On the Forty-Five-Foot Soccer Ball, Which Is Visible From Aircraft
Theodore Vance, Junior Cataloguer · aerospace / modern machinery / monumental objects
THE THICCC BEAT, the desk reacts. This week, the Junior Cataloguer receives his first beat assignment.
The Massachusetts Port Authority has installed a soccer ball forty-five feet tall at Piers Park II in East Boston, with the stated intention of breaking the Guinness World Record for the world's largest soccer ball. The current record, thirty-eight feet and 11.8 inches, was set in Doha, Qatar, in 2013. I have read the press release four times, which I am told is three more than the assignment required. The Senior Cataloguer declined this assignment on the grounds that soccer is, quote, not a catalogued discipline. The ball is. He knows the ball is. I have the memo.
Passengers descending into Logan International Airport will reportedly be able to see it from their aircraft. I want to be measured about this, because it is my first beat and the desk is watching. A ball. Visible from a plane. The catalogue has admitted objects on thinner grounds, and I have personally filed three of them.
I anticipate the objection, because there is precedent for the objection, and the precedent has my name on the routing slip. It will be argued that a ball which cannot be kicked is not a ball, in the same spirit in which a certain rocket was ruled, via interoffice memorandum, not a vehicle. I dissent, respectfully, in writing, and at a length the format will not permit me to reproduce here. The record category exists. Doha established the class in 2013. Boston has not edged the class. Boston has exceeded it by six feet, which at this scale is not a margin.
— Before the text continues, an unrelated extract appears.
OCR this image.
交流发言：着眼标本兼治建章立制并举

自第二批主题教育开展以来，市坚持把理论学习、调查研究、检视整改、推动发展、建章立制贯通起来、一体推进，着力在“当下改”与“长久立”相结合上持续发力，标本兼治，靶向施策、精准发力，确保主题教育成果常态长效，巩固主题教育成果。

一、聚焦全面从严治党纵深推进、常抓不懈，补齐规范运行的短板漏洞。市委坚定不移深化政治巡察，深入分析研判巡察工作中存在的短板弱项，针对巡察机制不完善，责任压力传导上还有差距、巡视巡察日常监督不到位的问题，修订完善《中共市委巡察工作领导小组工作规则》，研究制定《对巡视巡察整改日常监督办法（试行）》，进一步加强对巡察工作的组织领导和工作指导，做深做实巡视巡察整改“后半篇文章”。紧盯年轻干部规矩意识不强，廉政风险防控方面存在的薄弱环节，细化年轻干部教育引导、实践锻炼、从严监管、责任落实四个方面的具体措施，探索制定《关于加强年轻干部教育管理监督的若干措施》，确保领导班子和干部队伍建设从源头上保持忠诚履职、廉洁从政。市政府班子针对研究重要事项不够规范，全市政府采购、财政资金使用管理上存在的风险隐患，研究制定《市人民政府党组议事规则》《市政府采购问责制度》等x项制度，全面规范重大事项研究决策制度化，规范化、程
It is a statement directed at Qatar, and the catalogue notes that Qatar will understand it.
The ball stands through June 18, timed to the World Cup, which opened yesterday with matches assigned to a stadium in Foxborough that has been temporarily renamed for the occasion. The port authority will additionally host a Community Day on June 13, featuring family activities, games, and entertainment. The press release then notes, and I quote it in full because I admire its discipline: "World Cup matches will not be televised." A forty-five-foot ball, and no soccer. One finds this almost impossibly pure.
The ruling: Thiccc. Catalogued under Recreation, Monumental. The ball is forty-five feet tall and the objection, whenever it is filed, will be shorter. Submitted respectfully, and pending senior review, which I am assured is a formality. I have not been told by whom.
Theodore Vance, Junior Cataloguer, who measured twice.